Ton-Sprache, Klangrede und Gegensätze

ASPEKTE

31/05/10 Von Titeln, Thesen, Temperamenten der Musikschaffenden und ihre Relevanz für den Hörer: Zu den beiden Konzerten der Aspekte am Freitag (28.5.) in der ARGE.

Von Erhard Petzel

Versucht man bei zeitgenössischer Musik vom Interesse des fachkundigen Publikums zu abstrahieren und die Breitentauglichkeit musikalischen Geschehens zu bedenken, dann boten die beiden Konzerte einen exemplarisch stimmigen Ansatz. Die Titel - „Sand auf meinen Schuhen“ und „Gegensätze“ - bedeuten zwar alles und nichts. Aber im Publikum findet intensive Auseinandersetzung mit den Informationen aus dem Programmheft und den Eindrücken von der Bühne statt.
Vor allem das Konzert um 18 Uhr bot Musik, deren Gestus jedem an der Romantik orientierten Hörer nahe gehen kann: Valentin Silvestrovs "Postludium Nr. 3 für Violoncello und Klavier" aus 1981/82 geht als „Romanze“ in jedem Programm mit Musik des 19. Jahrhundert durch. Die Kantilene dieser Cello-Miniatur, wunderbar in Klangfarbe gemalt von Detlef Mielke, schwebt über einem gleichförmig bewegten Intervalluntergrund des Klaviers, einfühlsam und agogisch mit  freiem Atem von Alexander Vavtar hingesetzt. Ein fahler Klang vor dem sphärisch verwehenden Schluss bringt die Trübung, die unendliche Schönheit erst entfaltet.

Auch Sofia Gubaidulinas Präludien für Violoncello solo I-V erwecken Vertrauen durch Gewohntes: fünf im angenehmen Kontrast miteinander kommunizierende Bewegungen erinnern an reizvolle Salon-Etüden. Das zweite Konzert wurde dann durch Gubaidulinas "Silenzio, fünf Stücke für Bajan, Violine und Violoncello" beschlossen.

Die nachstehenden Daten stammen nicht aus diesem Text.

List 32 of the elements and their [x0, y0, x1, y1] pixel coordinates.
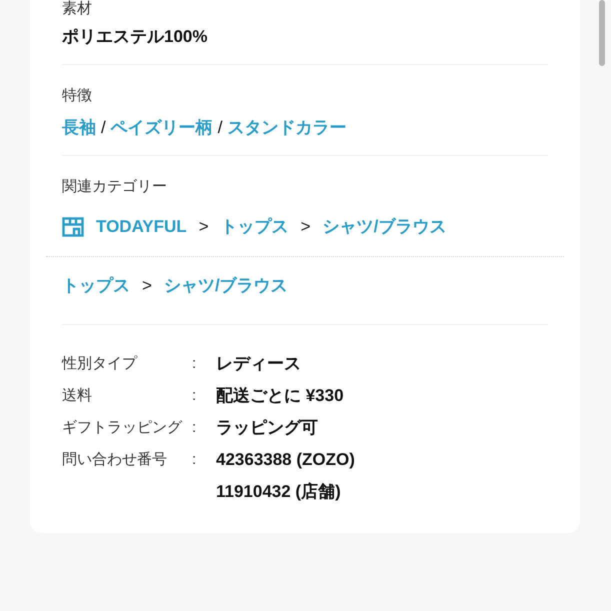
feature-link[interactable]: スタンドカラー: [227, 115, 346, 140]
category-link[interactable]: トップス: [220, 214, 289, 240]
category-link[interactable]: シャツ/ブラウス: [164, 272, 288, 298]
material-value: ポリエステル100%: [62, 26, 208, 48]
feature-link[interactable]: 長袖: [62, 115, 96, 140]
section-label: 素材: [62, 0, 93, 18]
spec-colon: :: [192, 354, 198, 374]
feature-separator: /: [101, 117, 106, 139]
feature-link[interactable]: ペイズリー柄: [110, 115, 213, 140]
breadcrumb-separator: >: [142, 274, 152, 296]
spec-colon: :: [192, 418, 198, 438]
spec-label: ギフトラッピング: [62, 418, 184, 438]
scrollbar-thumb[interactable]: [599, 0, 605, 66]
spec-label: 問い合わせ番号: [62, 450, 168, 470]
spec-value: 11910432 (店舗): [216, 481, 342, 503]
feature-separator: /: [218, 117, 222, 139]
spec-colon: :: [192, 386, 198, 406]
spec-value: 配送ごとに ¥330: [216, 385, 344, 407]
spec-value: レディース: [216, 353, 301, 375]
spec-value: 42363388 (ZOZO): [216, 449, 355, 471]
category-link[interactable]: TODAYFUL: [96, 214, 187, 240]
spec-label: 性別タイプ: [62, 354, 138, 374]
storefront-icon: [62, 216, 84, 237]
spec-label: 送料: [62, 386, 93, 406]
section-label: 関連カテゴリー: [62, 176, 168, 196]
breadcrumb-separator: >: [300, 216, 311, 238]
spec-colon: :: [192, 450, 198, 470]
section-label: 特徴: [62, 86, 93, 106]
breadcrumb-separator: >: [198, 216, 209, 238]
category-link[interactable]: シャツ/ブラウス: [322, 214, 446, 240]
category-link[interactable]: トップス: [62, 272, 130, 298]
spec-value: ラッピング可: [216, 417, 318, 439]
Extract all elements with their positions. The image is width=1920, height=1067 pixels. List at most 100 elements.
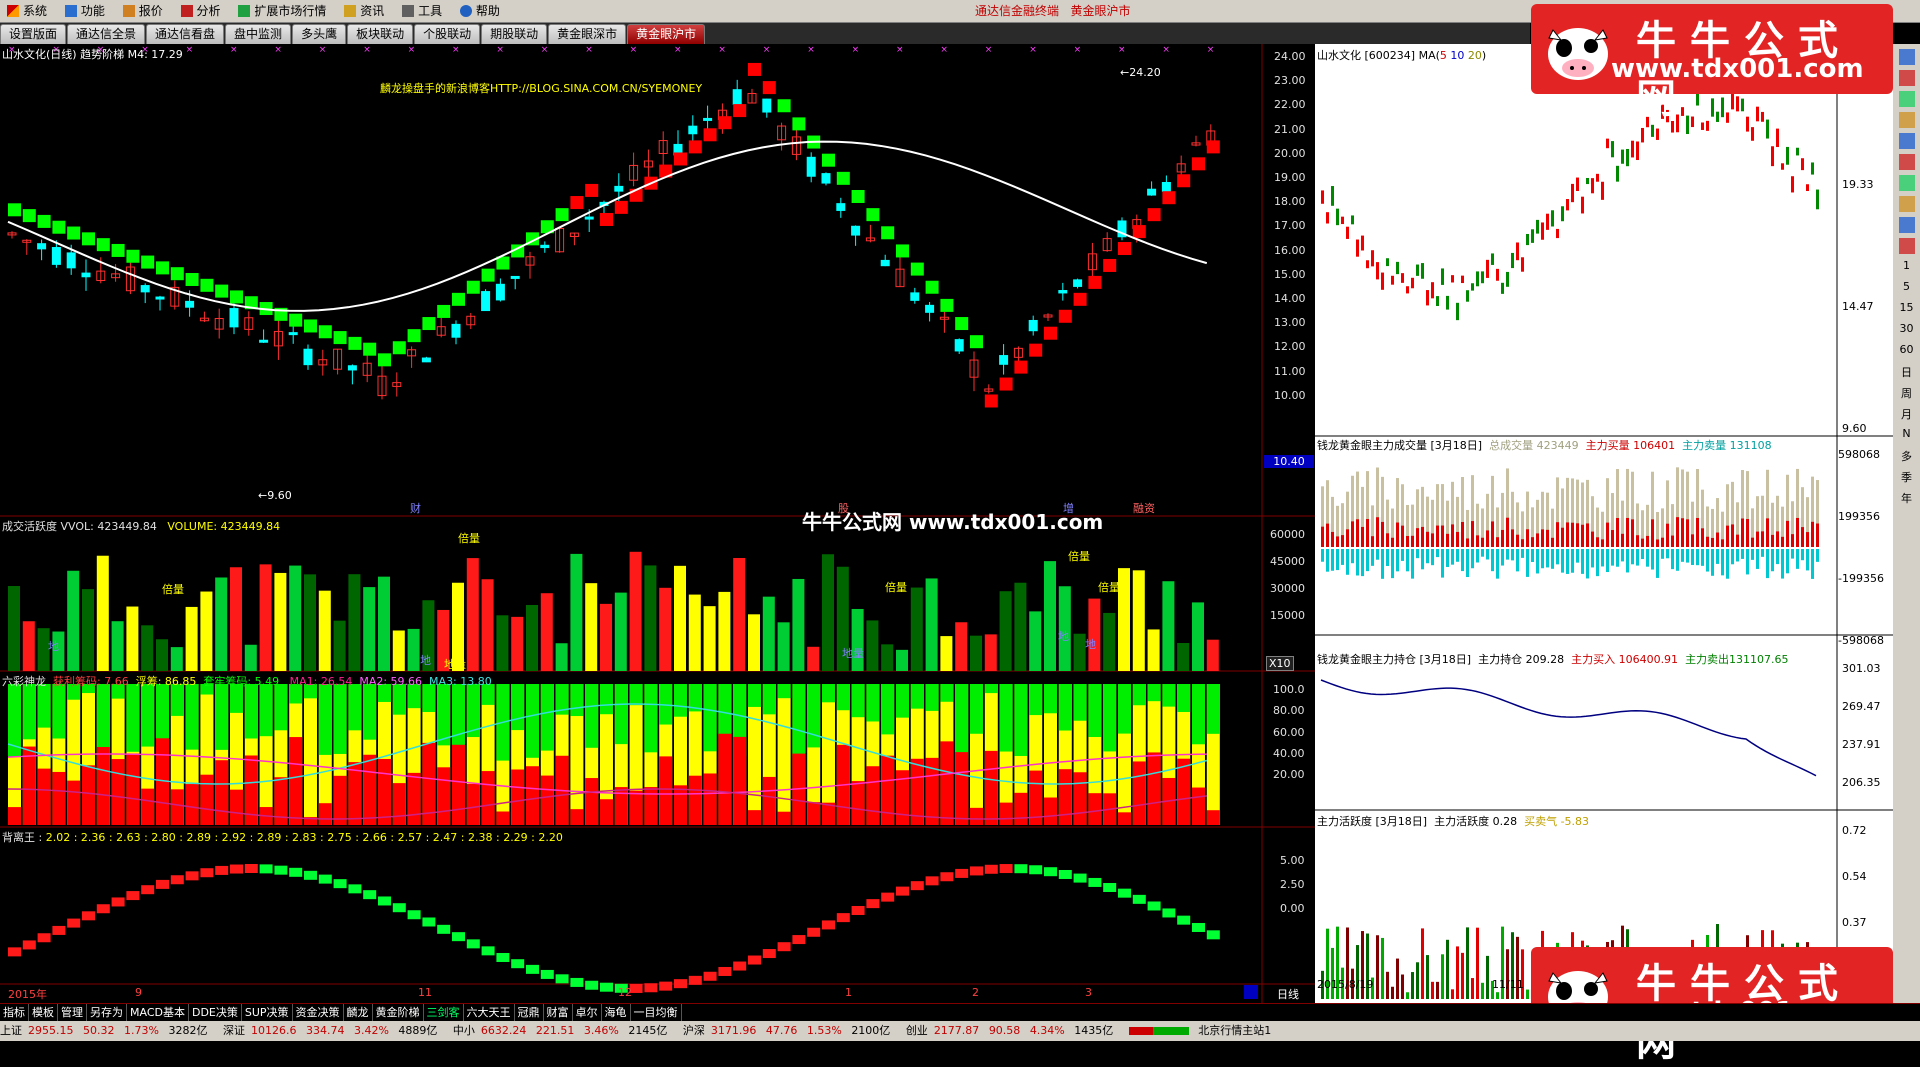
index-zx[interactable]: 中小 6632.24 221.51 3.46% 2145亿 — [453, 1024, 673, 1037]
divergence-step — [703, 971, 717, 981]
locked-bar — [126, 684, 140, 752]
indicator-tab[interactable]: 卓尔 — [573, 1004, 602, 1021]
index-amount: 2100亿 — [851, 1024, 891, 1037]
toolbar-icon[interactable] — [1898, 70, 1915, 86]
index-sz[interactable]: 深证 10126.6 334.74 3.42% 4889亿 — [223, 1024, 443, 1037]
vvol-label: 成交活跃度 VVOL: 423449.84 — [2, 520, 157, 533]
menu-extended[interactable]: 扩展市场行情 — [231, 0, 333, 22]
right-panels[interactable] — [1315, 44, 1893, 1004]
sell-vol-bar — [1776, 549, 1779, 565]
profit-bar — [940, 741, 954, 825]
indicator-tab[interactable]: 另存为 — [87, 1004, 127, 1021]
toolbar-icon[interactable] — [1898, 175, 1915, 191]
index-cy[interactable]: 创业 2177.87 90.58 4.34% 1435亿 — [906, 1024, 1119, 1037]
menu-analysis[interactable]: 分析 — [174, 0, 228, 22]
menu-system[interactable]: 系统 — [0, 0, 54, 22]
ad-banner-top[interactable]: 牛牛公式网 www.tdx001.com — [1531, 4, 1893, 122]
indicator-tab[interactable]: 六大天王 — [464, 1004, 515, 1021]
tab-settings[interactable]: 设置版面 — [0, 24, 67, 44]
indicator-tab[interactable]: 模板 — [29, 1004, 58, 1021]
indicator-tab[interactable]: MACD基本 — [127, 1004, 189, 1021]
volume-bar — [96, 555, 109, 671]
period-button[interactable]: 1 — [1899, 259, 1915, 275]
volume-tag: 倍量 — [458, 532, 480, 545]
menu-help[interactable]: 帮助 — [453, 0, 507, 22]
mini-candle — [1601, 181, 1604, 200]
y-tick-label: 30000 — [1270, 582, 1305, 595]
indicator-tab[interactable]: 管理 — [58, 1004, 87, 1021]
indicator-tab[interactable]: DDE决策 — [189, 1004, 242, 1021]
sell-vol-bar — [1351, 549, 1354, 564]
tab-stock-link[interactable]: 个股联动 — [414, 24, 481, 44]
indicator-tab[interactable]: 资金决策 — [293, 1004, 344, 1021]
menu-quote[interactable]: 报价 — [116, 0, 170, 22]
toolbar-icon[interactable] — [1898, 196, 1915, 212]
period-button[interactable]: 周 — [1899, 385, 1915, 401]
profit-bar — [807, 802, 821, 825]
toolbar-icon[interactable] — [1898, 112, 1915, 128]
signal-mark: × — [408, 45, 416, 55]
index-sh[interactable]: 上证 2955.15 50.32 1.73% 3282亿 — [0, 1024, 213, 1037]
sell-vol-bar — [1581, 549, 1584, 574]
divergence-step — [1132, 894, 1146, 904]
menu-news[interactable]: 资讯 — [337, 0, 391, 22]
buy-vol-bar — [1736, 534, 1739, 547]
trend-step — [407, 329, 421, 343]
indicator-tab[interactable]: 黄金阶梯 — [373, 1004, 424, 1021]
sell-vol-bar — [1361, 549, 1364, 577]
period-label[interactable]: 日线 — [1277, 986, 1299, 1002]
buy-vol-bar — [1366, 519, 1369, 547]
candle-body — [303, 348, 313, 366]
divergence-step — [452, 932, 465, 942]
index-hs[interactable]: 沪深 3171.96 47.76 1.53% 2100亿 — [683, 1024, 896, 1037]
scroll-marker[interactable] — [1244, 985, 1258, 999]
activity-bar — [1451, 989, 1454, 999]
indicator-tab[interactable]: 麟龙 — [344, 1004, 373, 1021]
period-button[interactable]: 月 — [1899, 406, 1915, 422]
indicator-tab[interactable]: SUP决策 — [242, 1004, 293, 1021]
menu-function[interactable]: 功能 — [58, 0, 112, 22]
profit-bar — [126, 753, 140, 825]
indicator-tab[interactable]: 三剑客 — [424, 1004, 464, 1021]
tab-gold-sh[interactable]: 黄金眼沪市 — [627, 24, 706, 44]
toolbar-icon[interactable] — [1898, 238, 1915, 254]
trend-step — [318, 325, 332, 339]
toolbar-icon[interactable] — [1898, 217, 1915, 233]
mini-candle — [1326, 212, 1329, 224]
toolbar-icon[interactable] — [1898, 91, 1915, 107]
tab-sector-link[interactable]: 板块联动 — [347, 24, 414, 44]
period-button[interactable]: 30 — [1899, 322, 1915, 338]
toolbar-icon[interactable] — [1898, 154, 1915, 170]
tab-futures-link[interactable]: 期股联动 — [481, 24, 548, 44]
candle-body — [1161, 182, 1171, 192]
menu-tools[interactable]: 工具 — [395, 0, 449, 22]
indicator-tab[interactable]: 指标 — [0, 1004, 29, 1021]
profit-bar — [600, 799, 613, 825]
tab-bull-eagle[interactable]: 多头鹰 — [292, 24, 347, 44]
locked-bar — [185, 684, 199, 750]
indicator-tab[interactable]: 一目均衡 — [631, 1004, 682, 1021]
indicator-tab[interactable]: 财富 — [544, 1004, 573, 1021]
toolbar-icon[interactable] — [1898, 49, 1915, 65]
sell-vol-bar — [1521, 549, 1524, 558]
server-station[interactable]: 北京行情主站1 — [1198, 1024, 1271, 1037]
period-button[interactable]: N — [1899, 427, 1915, 443]
y-tick-label: 15.00 — [1274, 267, 1306, 281]
tab-monitor[interactable]: 盘中监测 — [225, 24, 292, 44]
tab-panorama[interactable]: 通达信全景 — [67, 24, 146, 44]
sell-vol-bar — [1691, 549, 1694, 566]
period-button[interactable]: 季 — [1899, 469, 1915, 485]
period-button[interactable]: 15 — [1899, 301, 1915, 317]
toolbar-icon[interactable] — [1898, 133, 1915, 149]
period-button[interactable]: 60 — [1899, 343, 1915, 359]
tab-gold-sz[interactable]: 黄金眼深市 — [548, 24, 627, 44]
period-button[interactable]: 多 — [1899, 448, 1915, 464]
period-button[interactable]: 年 — [1899, 490, 1915, 506]
buy-vol-bar — [1321, 526, 1324, 547]
sell-vol-bar — [1816, 549, 1819, 562]
indicator-tab[interactable]: 冠鼎 — [515, 1004, 544, 1021]
tab-watch[interactable]: 通达信看盘 — [146, 24, 225, 44]
indicator-tab[interactable]: 海龟 — [602, 1004, 631, 1021]
period-button[interactable]: 日 — [1899, 364, 1915, 380]
period-button[interactable]: 5 — [1899, 280, 1915, 296]
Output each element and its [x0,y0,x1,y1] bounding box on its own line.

"Fünf Versuche nach Italo Calvino" von Gerald Resch eröffneten das erste Konzert: zwei Sätze, griffige Rhythmen, lyrisches Zentrum mit Zitaten, Flageoletts und ostinate Figuren, zum Abschluss Wieder-Anklang der Anfangsdynamik: alles zusammen kurz und prägnant. Lutoslawskis "Subito für Violine und Klavier" (1992) erinnert an Ungarische Rhapsodien, wenn auch stärker formalisiert.

Rhapsodisch auch Gerhard Wimbergers "Quadrolog für Klaviertrio und Vibraphon" -  Uraufführung, Auftragswerk und das umfangreichste Stück in diesem Konzert. Kontrast- und einfallsreich etablieren sich die Instrumente in verschiedenen Funktionen und Konstellationen. Imitatorischen Ideen stehen Klangtableaus und percussive Elemente in bester kammermusikalischer Manier entgegen und bauen sich in wechselnder Dynamik auf und um. Eva Maria Steinschaden-Vavtar auf der Violine und Rizumu Sugishita am Vibraphon komplettierten das Ensemble in oft oszillierenden Klängen.

Wenn ab 20 Uhr der Charakter der Musik auf einmal als vergleichsweise spröd empfunden werden konnte, obwohl das oenm seine Brillanz in geschmeidiges Musizieren umsetzt, liegt das wohl im Verhältnis zur Zeit, in der sich Bewegungen entfalten.

In "Down to earth" von Johannes Kretz vermengen sich Flöte und Viola über Harfentönen in einer monadenhaften Gleichförmigkeit, die in ihrer dramatischen Unaufgeregtheit an J.M. Hauer erinnert. Auch wenn sich Bewegung und Konstellation im Lauf des Stückes verändern, bleibt der Eindruck von schönen, in sich permutierenden Klängen, die sich durch die Zeit quetschen.

Ebenfalls zerdehnt im Zeitempfinden: Elena Mendozas „Nebelsplitter“ für Streichtrio und Klavier. Besonders spannend hier die Entwicklung der Klanglandschaft aus Ober-, Schleif- und präparierten Tönen am Klavier (Nora Skuta) in virtuoser Spannung mit herkömmlich Angeschlagenem. Atemberaubende Klangräume in drei Sätzen mit verschiedenen Ideen, die geschmacklich kongenial ineinander verschränkt sind.

Über weite Strecken auf dem Fundament des Basses pulsierend kam dann Rebecca Saunders „Quartet for clarinet, accordion, piano and double bass“ daher: ein spannendes, interaktives Spiel der Klänge - obgleich Mann/Frau/Kind von der Straße wohl kaum zu vermitteln.